Image: National Archives
The picture above is of Bud Redding, taken in 1973 as part of the Environmental Protection Agency's Documerica project. The Redding family homesteaded on a plot of land in southeast Montana in the very early 1900s, surviving there through a brutal first winter in a tent. Dan Rottenberg's history In the Kingdom of Coal: An American Family and the Rock That Changed the World recalls that the family (and other homestead families like it) ate porcupines to survive and fed thistle to their cows. For decades after, the family and its ranch grew and thrived, being the sort of land steward that running a ranch requires: keeping it green and tall.
Several generations later, in the 1970s, the Crow Tribe of Indians sold off the mineral rights underneath the Redding ranch (and, again, other ranches like it).
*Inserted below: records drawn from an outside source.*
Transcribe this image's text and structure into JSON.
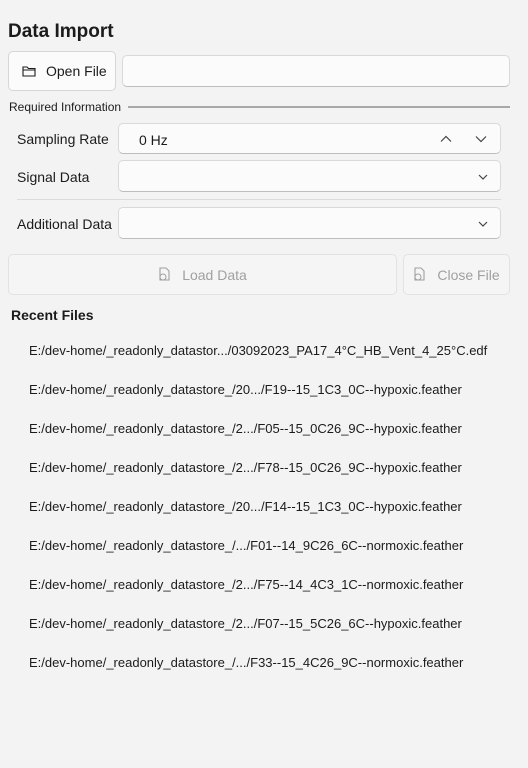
{
  "header": {
    "title": "Data Import"
  },
  "toolbar": {
    "open_file_label": "Open File",
    "file_path_value": ""
  },
  "required": {
    "section_label": "Required Information",
    "sampling_rate_label": "Sampling Rate",
    "sampling_rate_value": "0 Hz",
    "signal_data_label": "Signal Data",
    "signal_data_value": "",
    "additional_data_label": "Additional Data",
    "additional_data_value": ""
  },
  "actions": {
    "load_data_label": "Load Data",
    "close_file_label": "Close File"
  },
  "recent": {
    "title": "Recent Files",
    "items": [
      "E:/dev-home/_readonly_datastor.../03092023_PA17_4°C_HB_Vent_4_25°C.edf",
      "E:/dev-home/_readonly_datastore_/20.../F19--15_1C3_0C--hypoxic.feather",
      "E:/dev-home/_readonly_datastore_/2.../F05--15_0C26_9C--hypoxic.feather",
      "E:/dev-home/_readonly_datastore_/2.../F78--15_0C26_9C--hypoxic.feather",
      "E:/dev-home/_readonly_datastore_/20.../F14--15_1C3_0C--hypoxic.feather",
      "E:/dev-home/_readonly_datastore_/.../F01--14_9C26_6C--normoxic.feather",
      "E:/dev-home/_readonly_datastore_/2.../F75--14_4C3_1C--normoxic.feather",
      "E:/dev-home/_readonly_datastore_/2.../F07--15_5C26_6C--hypoxic.feather",
      "E:/dev-home/_readonly_datastore_/.../F33--15_4C26_9C--normoxic.feather"
    ]
  },
  "icons": {
    "folder": "folder-icon",
    "chevron_up": "chevron-up-icon",
    "chevron_down": "chevron-down-icon",
    "document": "document-icon"
  },
  "colors": {
    "background": "#f3f3f3",
    "disabled_text": "#a0a0a0"
  }
}
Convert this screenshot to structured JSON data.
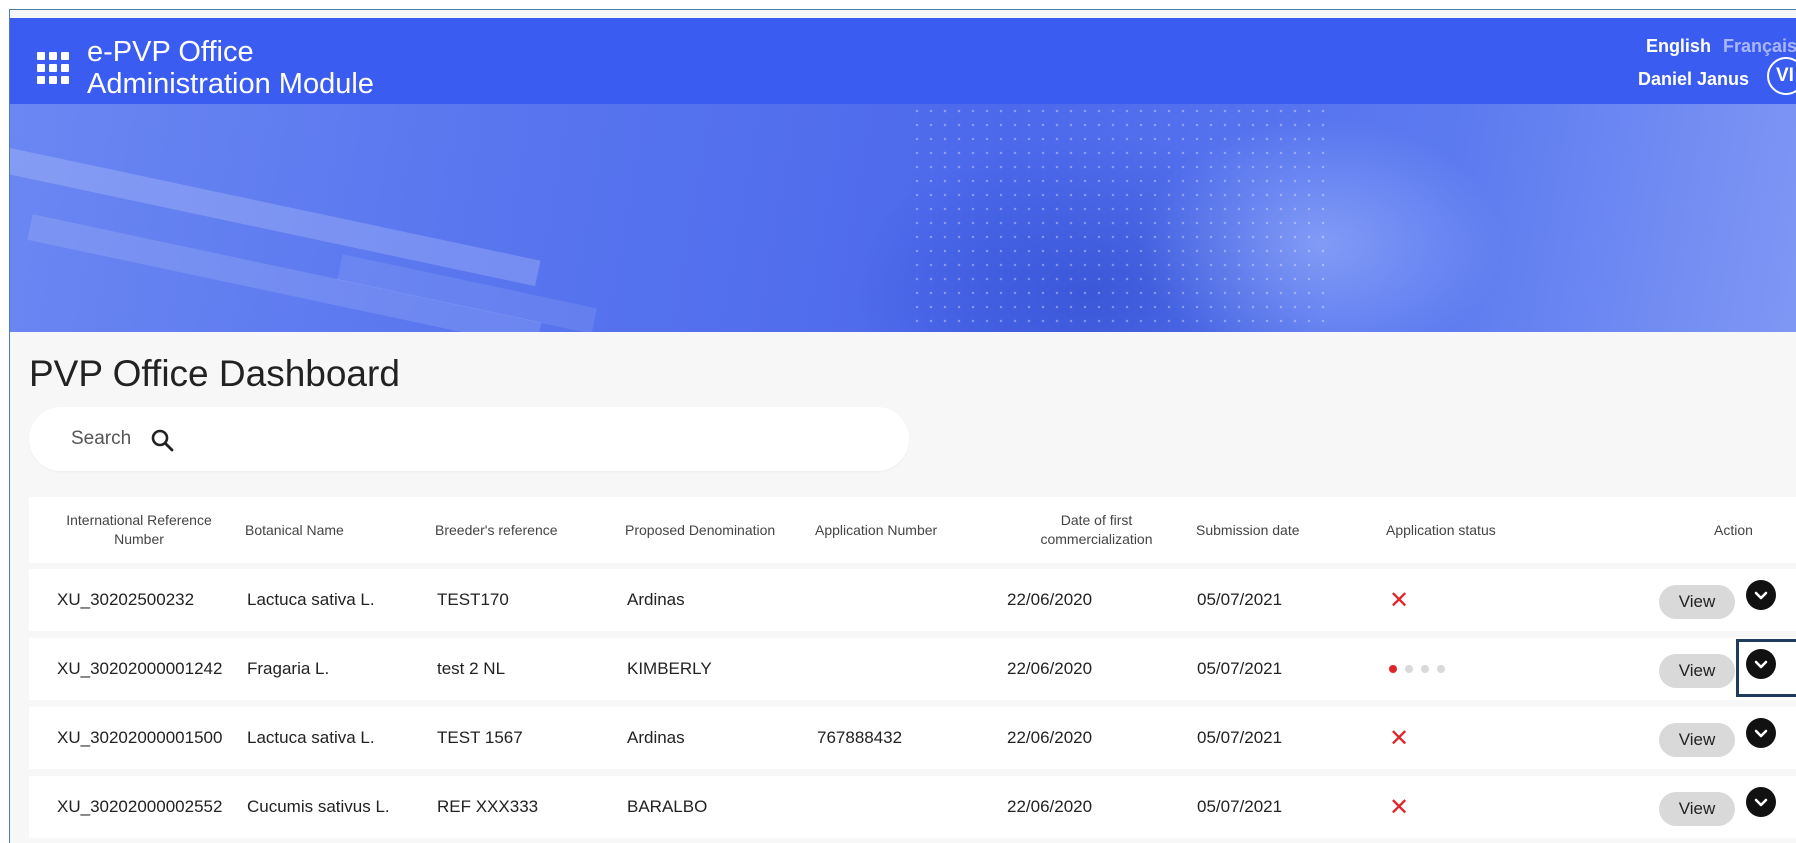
{
  "header": {
    "app_title": "e-PVP Office\nAdministration Module",
    "languages": {
      "active": "English",
      "other": "Français"
    },
    "user_name": "Daniel Janus",
    "avatar_initials": "VI"
  },
  "dashboard": {
    "title": "PVP Office Dashboard",
    "search": {
      "placeholder": "Search"
    }
  },
  "table": {
    "columns": [
      "International Reference Number",
      "Botanical Name",
      "Breeder's reference",
      "Proposed Denomination",
      "Application Number",
      "Date of first commercialization",
      "Submission date",
      "Application status",
      "Action"
    ],
    "rows": [
      {
        "ref": "XU_30202500232",
        "botanical": "Lactuca sativa L.",
        "breeder_ref": "TEST170",
        "denomination": "Ardinas",
        "app_number": "",
        "first_comm": "22/06/2020",
        "submission": "05/07/2021",
        "status": "rejected",
        "status_icon": "x-icon",
        "action": "View"
      },
      {
        "ref": "XU_30202000001242",
        "botanical": "Fragaria L.",
        "breeder_ref": "test 2 NL",
        "denomination": "KIMBERLY",
        "app_number": "",
        "first_comm": "22/06/2020",
        "submission": "05/07/2021",
        "status": "progress",
        "progress_step": 1,
        "progress_total": 4,
        "action": "View"
      },
      {
        "ref": "XU_30202000001500",
        "botanical": "Lactuca sativa L.",
        "breeder_ref": "TEST 1567",
        "denomination": "Ardinas",
        "app_number": "767888432",
        "first_comm": "22/06/2020",
        "submission": "05/07/2021",
        "status": "rejected",
        "status_icon": "x-icon",
        "action": "View"
      },
      {
        "ref": "XU_30202000002552",
        "botanical": "Cucumis sativus L.",
        "breeder_ref": "REF XXX333",
        "denomination": "BARALBO",
        "app_number": "",
        "first_comm": "22/06/2020",
        "submission": "05/07/2021",
        "status": "rejected",
        "status_icon": "x-icon",
        "action": "View"
      }
    ]
  },
  "colors": {
    "header_bg": "#3a5cf0",
    "status_red": "#e0242a",
    "focus_outline": "#203c5c"
  }
}
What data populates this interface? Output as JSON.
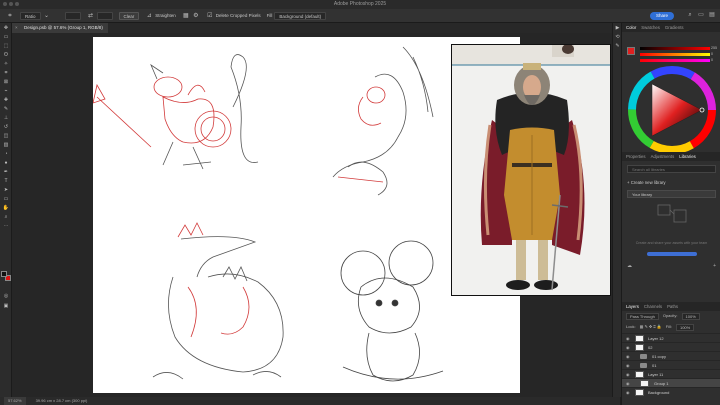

The Reddings, however, owned the surface land and when survey crews from the Westmoreland Coal Company arrived ready to map out the company's future strip mine operations, John Redding Jr., Bud Redding's grandon, was ready with his Winchester rifle. The story goes the bullet hit just four inches from the Westmoreland man's feet. "They left," John Jr. recounted.
It wasn't guns that kept the coal company away in the end. It was an alliance, among the first of its kind, between the growing environmental movement and western ranchers. They both had a shared interest in fighting against a coal concern that was about to "strip mine the Northern Great Plains into a desert." Rottenberg continues, "the farmers had their guns, but the environmentalists had a more potent weapon: their rhetoric." Eventually, Westmoreland got its machines into some of those plains via surface land leased from the Crow, but the ranches persisted, as did a brand new land preservation model.
Image: The Redding Ranch/National Archives
I used to work for a woman in Crested Butte, Colorado who had a ranch in the valley. Her and her husband were moderate republicans and arguments with her were of a now-extinct sort, where both parties had the same general goal in mind (a world that treated its wild spaces better, in this case) but had different ideas of how to get there. Maybe that's overly optimistic, but the shared goal of protected land hasn't changed much at all. Our Fox News rancher friend might find himself less popular among his public land-user peers than he thinks. Public land is after all ideally suited to rangeland, which requires vast open spaces for certain portions of the year (which might be shared among ranchers, for one thing) and those spaces need to be protected against overuse. Otherwise, the grass goes away, and when the grass goes away, the cows starve.
When the cows starve, Bundy starves. Or he would anyway, except we have programs like food stamps and other forms of public assistance to keep people upright in hard times. It's even there to help loathsome dudes like Bundy.